Tipster Mengungkap Biaya Konfigurasi Memori Flagship pada Ponsel Android Lebih Mahal daripada Chip Snapdragon

Keberadaan Artificial Intelligence (AI) telah merasuk ke dalam berbagai aspek kehidupan sehari-hari, baik untuk kepentingan penelitian maupun percakapan santai. Namun, belakangan ini muncul kekhawatiran terkait dampak adopsi AI yang semakin massif terhadap pekerjaan berbasis kantor, dengan potensi penggantian tenaga kerja di berbagai perusahaan. Tak hanya itu, isu lain yang menarik perhatian adalah kelangkaan komponen memori yang disebabkan oleh peningkatan permintaan yang luar biasa atas AI, yang berdampak pada kenaikan harga smartphone.

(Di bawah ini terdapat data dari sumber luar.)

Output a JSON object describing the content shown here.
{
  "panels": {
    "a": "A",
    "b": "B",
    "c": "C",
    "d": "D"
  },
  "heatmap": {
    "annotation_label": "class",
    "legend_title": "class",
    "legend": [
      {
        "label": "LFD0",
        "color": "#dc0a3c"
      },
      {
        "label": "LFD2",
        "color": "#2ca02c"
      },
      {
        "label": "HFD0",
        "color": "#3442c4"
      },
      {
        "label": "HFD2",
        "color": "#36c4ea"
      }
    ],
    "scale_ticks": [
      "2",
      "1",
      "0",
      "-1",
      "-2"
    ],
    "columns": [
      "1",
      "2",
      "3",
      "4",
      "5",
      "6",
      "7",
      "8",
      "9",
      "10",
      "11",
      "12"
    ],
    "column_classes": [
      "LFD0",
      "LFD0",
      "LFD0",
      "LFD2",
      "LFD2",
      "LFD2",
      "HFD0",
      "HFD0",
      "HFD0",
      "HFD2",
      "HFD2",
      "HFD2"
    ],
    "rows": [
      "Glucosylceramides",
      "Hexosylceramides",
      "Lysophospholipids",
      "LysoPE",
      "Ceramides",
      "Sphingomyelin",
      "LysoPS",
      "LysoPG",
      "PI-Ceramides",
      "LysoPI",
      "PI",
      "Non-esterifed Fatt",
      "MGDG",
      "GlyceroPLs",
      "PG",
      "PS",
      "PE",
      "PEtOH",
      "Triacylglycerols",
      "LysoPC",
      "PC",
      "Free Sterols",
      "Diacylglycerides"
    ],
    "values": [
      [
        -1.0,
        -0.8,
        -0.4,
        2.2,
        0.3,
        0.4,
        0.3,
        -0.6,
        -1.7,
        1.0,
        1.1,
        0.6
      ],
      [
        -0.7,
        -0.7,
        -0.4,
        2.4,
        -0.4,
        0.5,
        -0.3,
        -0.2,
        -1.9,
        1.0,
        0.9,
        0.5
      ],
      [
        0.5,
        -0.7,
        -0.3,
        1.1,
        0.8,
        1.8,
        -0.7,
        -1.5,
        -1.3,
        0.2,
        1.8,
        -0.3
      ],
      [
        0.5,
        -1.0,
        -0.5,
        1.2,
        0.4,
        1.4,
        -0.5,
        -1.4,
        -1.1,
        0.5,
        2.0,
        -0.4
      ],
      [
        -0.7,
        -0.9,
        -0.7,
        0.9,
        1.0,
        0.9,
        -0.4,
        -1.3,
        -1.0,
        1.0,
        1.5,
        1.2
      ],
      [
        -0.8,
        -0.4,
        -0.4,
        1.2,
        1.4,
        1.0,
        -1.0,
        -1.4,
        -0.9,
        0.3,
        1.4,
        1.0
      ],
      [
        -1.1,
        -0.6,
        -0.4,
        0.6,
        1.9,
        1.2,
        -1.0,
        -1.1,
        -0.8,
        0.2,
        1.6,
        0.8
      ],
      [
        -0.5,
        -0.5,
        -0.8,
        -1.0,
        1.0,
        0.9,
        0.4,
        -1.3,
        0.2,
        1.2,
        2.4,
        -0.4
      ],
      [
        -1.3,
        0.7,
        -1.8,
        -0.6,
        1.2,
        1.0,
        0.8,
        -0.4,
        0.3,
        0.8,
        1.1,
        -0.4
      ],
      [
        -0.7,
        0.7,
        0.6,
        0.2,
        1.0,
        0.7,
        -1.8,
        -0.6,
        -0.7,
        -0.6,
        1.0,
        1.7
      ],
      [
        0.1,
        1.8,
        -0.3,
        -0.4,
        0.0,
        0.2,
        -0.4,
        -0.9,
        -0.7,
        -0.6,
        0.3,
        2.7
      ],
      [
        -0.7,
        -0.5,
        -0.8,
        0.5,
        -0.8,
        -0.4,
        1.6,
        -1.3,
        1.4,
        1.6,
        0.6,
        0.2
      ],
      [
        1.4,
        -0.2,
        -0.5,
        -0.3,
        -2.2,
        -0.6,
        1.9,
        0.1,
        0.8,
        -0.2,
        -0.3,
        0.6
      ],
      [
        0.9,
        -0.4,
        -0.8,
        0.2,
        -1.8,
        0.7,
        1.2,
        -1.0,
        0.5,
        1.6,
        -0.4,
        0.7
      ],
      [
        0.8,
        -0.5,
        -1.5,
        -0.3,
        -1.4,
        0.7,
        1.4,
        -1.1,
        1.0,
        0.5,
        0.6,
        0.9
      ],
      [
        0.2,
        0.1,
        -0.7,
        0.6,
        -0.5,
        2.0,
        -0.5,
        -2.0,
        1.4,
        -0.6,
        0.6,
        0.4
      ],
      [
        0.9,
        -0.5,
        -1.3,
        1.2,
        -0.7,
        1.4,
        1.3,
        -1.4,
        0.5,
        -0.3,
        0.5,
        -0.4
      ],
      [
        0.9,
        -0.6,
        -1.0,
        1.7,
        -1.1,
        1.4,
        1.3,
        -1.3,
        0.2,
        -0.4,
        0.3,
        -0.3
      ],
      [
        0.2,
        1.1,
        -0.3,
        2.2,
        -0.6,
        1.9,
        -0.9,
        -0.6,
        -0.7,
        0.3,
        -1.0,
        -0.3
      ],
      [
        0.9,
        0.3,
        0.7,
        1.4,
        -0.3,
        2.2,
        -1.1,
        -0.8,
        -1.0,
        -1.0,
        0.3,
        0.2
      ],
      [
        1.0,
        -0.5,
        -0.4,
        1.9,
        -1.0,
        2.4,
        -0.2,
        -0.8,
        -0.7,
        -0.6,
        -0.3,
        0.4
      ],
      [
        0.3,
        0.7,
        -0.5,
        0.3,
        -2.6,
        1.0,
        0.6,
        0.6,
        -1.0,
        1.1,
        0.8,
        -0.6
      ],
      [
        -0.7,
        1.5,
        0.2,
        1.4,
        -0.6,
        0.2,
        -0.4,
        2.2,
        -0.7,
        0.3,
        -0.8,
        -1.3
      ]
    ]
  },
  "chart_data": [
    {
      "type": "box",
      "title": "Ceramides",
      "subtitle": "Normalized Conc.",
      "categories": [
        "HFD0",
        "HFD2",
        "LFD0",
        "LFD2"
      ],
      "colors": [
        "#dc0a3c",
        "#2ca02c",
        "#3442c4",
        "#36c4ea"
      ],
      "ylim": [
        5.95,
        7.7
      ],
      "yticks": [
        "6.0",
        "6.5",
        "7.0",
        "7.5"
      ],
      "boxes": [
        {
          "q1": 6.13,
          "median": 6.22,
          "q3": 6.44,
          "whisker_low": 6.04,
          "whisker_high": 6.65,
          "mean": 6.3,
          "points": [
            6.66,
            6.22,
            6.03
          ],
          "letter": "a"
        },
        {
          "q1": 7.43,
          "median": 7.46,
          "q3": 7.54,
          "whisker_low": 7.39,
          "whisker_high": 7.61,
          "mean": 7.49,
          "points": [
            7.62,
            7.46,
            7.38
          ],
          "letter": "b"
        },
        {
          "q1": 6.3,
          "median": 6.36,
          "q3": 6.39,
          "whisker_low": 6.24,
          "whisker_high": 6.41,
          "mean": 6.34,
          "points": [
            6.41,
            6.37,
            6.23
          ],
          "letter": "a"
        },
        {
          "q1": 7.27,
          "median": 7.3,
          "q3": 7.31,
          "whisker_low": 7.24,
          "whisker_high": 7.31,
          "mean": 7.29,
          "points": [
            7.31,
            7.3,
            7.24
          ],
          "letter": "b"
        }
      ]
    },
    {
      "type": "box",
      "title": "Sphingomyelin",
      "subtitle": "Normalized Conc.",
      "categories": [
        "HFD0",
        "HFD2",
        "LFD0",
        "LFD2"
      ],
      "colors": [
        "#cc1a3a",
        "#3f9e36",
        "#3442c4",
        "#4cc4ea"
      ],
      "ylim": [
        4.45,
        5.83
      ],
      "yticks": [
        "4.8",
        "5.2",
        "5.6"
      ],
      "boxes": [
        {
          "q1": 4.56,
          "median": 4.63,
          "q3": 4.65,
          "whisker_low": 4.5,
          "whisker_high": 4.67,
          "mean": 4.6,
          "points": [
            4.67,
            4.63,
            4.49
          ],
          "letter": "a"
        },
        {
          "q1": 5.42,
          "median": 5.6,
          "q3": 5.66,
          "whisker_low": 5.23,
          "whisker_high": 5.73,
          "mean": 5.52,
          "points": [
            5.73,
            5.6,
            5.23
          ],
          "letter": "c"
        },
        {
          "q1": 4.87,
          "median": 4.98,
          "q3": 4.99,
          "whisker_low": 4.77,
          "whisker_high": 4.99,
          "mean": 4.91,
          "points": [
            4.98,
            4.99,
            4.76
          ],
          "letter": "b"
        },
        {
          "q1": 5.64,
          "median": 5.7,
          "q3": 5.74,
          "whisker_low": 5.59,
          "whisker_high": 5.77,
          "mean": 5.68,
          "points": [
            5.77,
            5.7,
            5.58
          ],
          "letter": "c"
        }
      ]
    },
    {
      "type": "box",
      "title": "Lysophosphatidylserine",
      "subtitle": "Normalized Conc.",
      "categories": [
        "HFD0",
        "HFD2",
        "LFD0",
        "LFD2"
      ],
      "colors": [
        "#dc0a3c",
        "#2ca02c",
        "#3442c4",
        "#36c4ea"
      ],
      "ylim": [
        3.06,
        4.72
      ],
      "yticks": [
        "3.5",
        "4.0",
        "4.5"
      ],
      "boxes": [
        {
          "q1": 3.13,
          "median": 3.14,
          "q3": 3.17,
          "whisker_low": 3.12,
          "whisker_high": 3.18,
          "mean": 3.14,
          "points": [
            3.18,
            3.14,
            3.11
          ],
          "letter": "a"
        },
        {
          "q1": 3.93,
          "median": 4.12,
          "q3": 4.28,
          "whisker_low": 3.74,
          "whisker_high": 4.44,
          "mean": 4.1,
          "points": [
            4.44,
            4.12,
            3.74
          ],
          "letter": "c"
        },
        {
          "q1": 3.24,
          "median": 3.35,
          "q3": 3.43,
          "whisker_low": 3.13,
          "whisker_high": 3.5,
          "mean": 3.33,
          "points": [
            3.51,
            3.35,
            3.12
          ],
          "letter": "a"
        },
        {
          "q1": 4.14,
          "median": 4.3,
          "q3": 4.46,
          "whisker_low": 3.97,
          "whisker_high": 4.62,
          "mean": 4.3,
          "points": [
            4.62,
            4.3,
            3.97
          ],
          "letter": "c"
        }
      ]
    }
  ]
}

Baru-baru ini, seorang informan mengungkapkan bahwa konfigurasi memori flagship pada ponsel Android seperti RAM dan penyimpanan kini memiliki harga yang lebih tinggi dibandingkan dengan chipset Snapdragon berkualitas tinggi. Hal ini juga mempengaruhi Apple yang dilaporkan harus membeli komponen penyimpanan dengan harga yang lebih tinggi.
Diperkirakan Harga Ponsel Android Flagship dan Lipat Naik, Konfigurasi Memori Jadi Faktornya
Di sebuah unggahan di platform mikroblogging China, sumber informasi tersebut mengklaim bahwa biaya untuk mendapatkan 16GB RAM LPDDR5x dan 1TB penyimpanan onboard UFS 4.1 kini telah melampaui biaya pembelian chipset unggulan Snapdragon 8 Elite Gen 5 3nm octa core Qualcomm bagi para pembuat smartphone. Di kuartal kedua tahun fiskal ini, harga konfigurasi RAM dan penyimpanan 16GB+1TB top-end bisa meningkat lebih jauh hingga CNY 2,300 (sekitar Rp. 31,000).
Selanjutnya, jika klaim ini benar, maka industri smartphone secara keseluruhan mungkin mencari cara untuk menutupi biaya yang meningkat dengan menaikkan harga handset mereka, berdampak pada konsumen. Informan tersebut mengklaim bahwa kenaikan harga kemungkinan besar akan mempengaruhi ponsel dari semua segmen harga, penawaran premium yang berharga lebih dari CNY 10,000 (sekitar Rp. 1,35,000), ponsel kelas menengah, dan handset entry-level. Dia menambahkan bahwa ponsel lipat dan smartphone flagship candybar bisa melihat kenaikan harga eceran sekitar CNY 1,000 (sekitar Rp. 13,500).
Namun demikian, informan tersebut mengklaim bahwa ada juga sisi positif dari hal ini karena OEM harus meningkatkan hardware di ponsel mereka untuk membenarkan kenaikan harga. Sementara itu, perusahaan teknologi juga mencari cara untuk membawa fitur baru dan inovatif ke perangkat mereka. Di sisi lain, perusahaan teknologi besar juga dilaporkan merasakan dampak dari restrukturisasi rantai pasokan. Informan tersebut mengatakan bahwa konfigurasi penyimpanan 2TB sekarang dijual dengan harga premium CNY 3,300 (sekitar Rp. 45,000).
Baru-baru ini, beberapa produsen smartphone ternama dilaporkan telah meningkatkan harga produk mereka. Demikian juga, beberapa produsen lainnya juga dilaporkan telah merevisi harga handset mereka.